Seattle’s transit advertising guidelines offer perhaps the best example of a healthy balance between raising revenue, treating viewpoints equally, and still ensuring that inflammatory advertisements will not threaten the efficiency of the system or the safety of passengers.

Its prohibitions are limited in scope, and provide flexible but instructive guidelines for assessing whether a particular advertisement falls within a particular prohibition.

Notably, Seattle prohibits political campaign speech and speech that “demeans or disparages an individual, group of individuals, or entity.” But the most relevant prohibition bars advertisements containing “material that is so objectionable as to be reasonably foreseeable that it will result in harm to, disruption of or interference with the transportation system.”

For all of these arguably subjective standards, King County seeks to make the process more objective by employing a “reasonably prudent person” test to determine whether the advertisement would be generally understood as violating the prohibitions on demeaning or disruptive material. In Washington, as in many states, this test has developed a substantial body of judicial precedent that allows for fairly consistent and discernable outcomes.

The practical benefit of this standard is that it protects King County’s interests in passenger safety by actually focusing the prohibitions on material most likely to impact passenger safety and business efficiency. The “harmful or disruptive” prohibitions are not concerned with quashing viewpoints, either on an individual or categorical level. Rather, the concern is much more aligned with “reserv[ing] the forum for its intended purposes,” (see Perry Educ. Ass’n) which is the provision of safe and reliable public transportation.
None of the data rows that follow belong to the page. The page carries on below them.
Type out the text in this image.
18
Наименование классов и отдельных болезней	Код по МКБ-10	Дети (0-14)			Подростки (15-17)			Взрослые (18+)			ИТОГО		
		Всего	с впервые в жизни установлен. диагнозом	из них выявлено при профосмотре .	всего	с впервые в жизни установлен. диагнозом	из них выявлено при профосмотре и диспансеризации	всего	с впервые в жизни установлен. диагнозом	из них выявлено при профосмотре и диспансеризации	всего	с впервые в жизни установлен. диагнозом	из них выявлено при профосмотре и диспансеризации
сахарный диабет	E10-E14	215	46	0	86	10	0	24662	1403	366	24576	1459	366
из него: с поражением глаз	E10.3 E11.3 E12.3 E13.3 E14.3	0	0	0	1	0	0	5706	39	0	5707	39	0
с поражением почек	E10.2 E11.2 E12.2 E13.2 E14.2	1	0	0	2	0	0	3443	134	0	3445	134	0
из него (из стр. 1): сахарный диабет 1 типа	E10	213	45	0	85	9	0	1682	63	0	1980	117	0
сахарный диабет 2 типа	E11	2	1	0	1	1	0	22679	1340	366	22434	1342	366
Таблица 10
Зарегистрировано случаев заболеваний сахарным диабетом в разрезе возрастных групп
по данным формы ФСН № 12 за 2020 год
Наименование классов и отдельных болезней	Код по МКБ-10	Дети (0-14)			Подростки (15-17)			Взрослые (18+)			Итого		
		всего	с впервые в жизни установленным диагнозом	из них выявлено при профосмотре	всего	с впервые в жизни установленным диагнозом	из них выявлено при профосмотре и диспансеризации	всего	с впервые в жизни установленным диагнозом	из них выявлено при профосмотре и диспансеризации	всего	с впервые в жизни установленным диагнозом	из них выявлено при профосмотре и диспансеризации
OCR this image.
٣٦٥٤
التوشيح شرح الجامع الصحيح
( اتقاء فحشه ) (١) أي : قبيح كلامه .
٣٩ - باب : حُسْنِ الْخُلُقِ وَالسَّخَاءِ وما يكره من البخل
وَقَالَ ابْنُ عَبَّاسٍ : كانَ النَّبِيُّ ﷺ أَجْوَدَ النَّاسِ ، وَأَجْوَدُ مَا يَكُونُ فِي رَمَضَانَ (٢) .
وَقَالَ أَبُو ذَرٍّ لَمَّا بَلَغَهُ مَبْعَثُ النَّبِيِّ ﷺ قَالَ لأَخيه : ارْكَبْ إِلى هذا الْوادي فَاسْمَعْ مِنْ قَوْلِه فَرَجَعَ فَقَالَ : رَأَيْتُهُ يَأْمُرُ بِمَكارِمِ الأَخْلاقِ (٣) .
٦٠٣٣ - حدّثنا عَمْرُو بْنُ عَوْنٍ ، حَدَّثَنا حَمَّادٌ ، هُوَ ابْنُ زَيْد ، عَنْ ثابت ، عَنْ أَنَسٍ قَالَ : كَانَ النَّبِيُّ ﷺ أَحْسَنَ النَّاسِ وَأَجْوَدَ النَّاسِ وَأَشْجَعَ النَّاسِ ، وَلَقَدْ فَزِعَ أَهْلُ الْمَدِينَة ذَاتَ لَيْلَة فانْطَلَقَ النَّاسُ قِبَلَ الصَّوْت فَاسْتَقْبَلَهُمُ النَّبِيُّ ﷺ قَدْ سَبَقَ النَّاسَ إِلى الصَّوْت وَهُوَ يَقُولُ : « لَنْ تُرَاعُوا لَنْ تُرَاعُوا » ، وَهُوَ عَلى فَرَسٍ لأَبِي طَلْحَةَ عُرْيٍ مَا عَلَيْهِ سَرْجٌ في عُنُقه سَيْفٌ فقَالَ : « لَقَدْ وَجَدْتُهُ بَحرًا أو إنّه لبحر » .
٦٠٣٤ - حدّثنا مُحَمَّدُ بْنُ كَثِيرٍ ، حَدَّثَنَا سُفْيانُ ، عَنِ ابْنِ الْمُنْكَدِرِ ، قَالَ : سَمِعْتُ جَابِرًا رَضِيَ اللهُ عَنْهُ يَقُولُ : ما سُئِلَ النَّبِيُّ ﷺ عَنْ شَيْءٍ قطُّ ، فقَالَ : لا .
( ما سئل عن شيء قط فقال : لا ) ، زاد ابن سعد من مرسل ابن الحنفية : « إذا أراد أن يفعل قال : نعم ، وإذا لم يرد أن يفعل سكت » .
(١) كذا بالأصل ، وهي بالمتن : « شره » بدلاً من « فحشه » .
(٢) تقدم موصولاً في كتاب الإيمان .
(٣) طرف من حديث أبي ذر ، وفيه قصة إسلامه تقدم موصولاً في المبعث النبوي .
Under similar guidelines, Metro could have allowed the archdiocese to run its advertisements, while still having an emergency fire extinguisher to eliminate the would-be flames likely to be prompted by advertisements depicting Muhammad or accusing the Catholic Church of murder.

Although this lawsuit is still in its infancy, it appears—for this Christmas, at least—the archdiocese will not be able to run its advertisements on Metrobuses. It is too early to make conclusions on how the court will rule on the merits, as many more facts about whether and how Metro enforces its policy in a discriminatory way may come to light as the litigation proceeds.

One thing, however, is abundantly clear: Metro could have avoided this problem by adopting more narrowly tailored prohibitions that don’t exclude advertisements unlikely to cause disruptions to transit service.

At the very best, Guideline 12 might pass constitutional muster (barely). That doesn’t make it any less worthy of being repealed as a bad policy.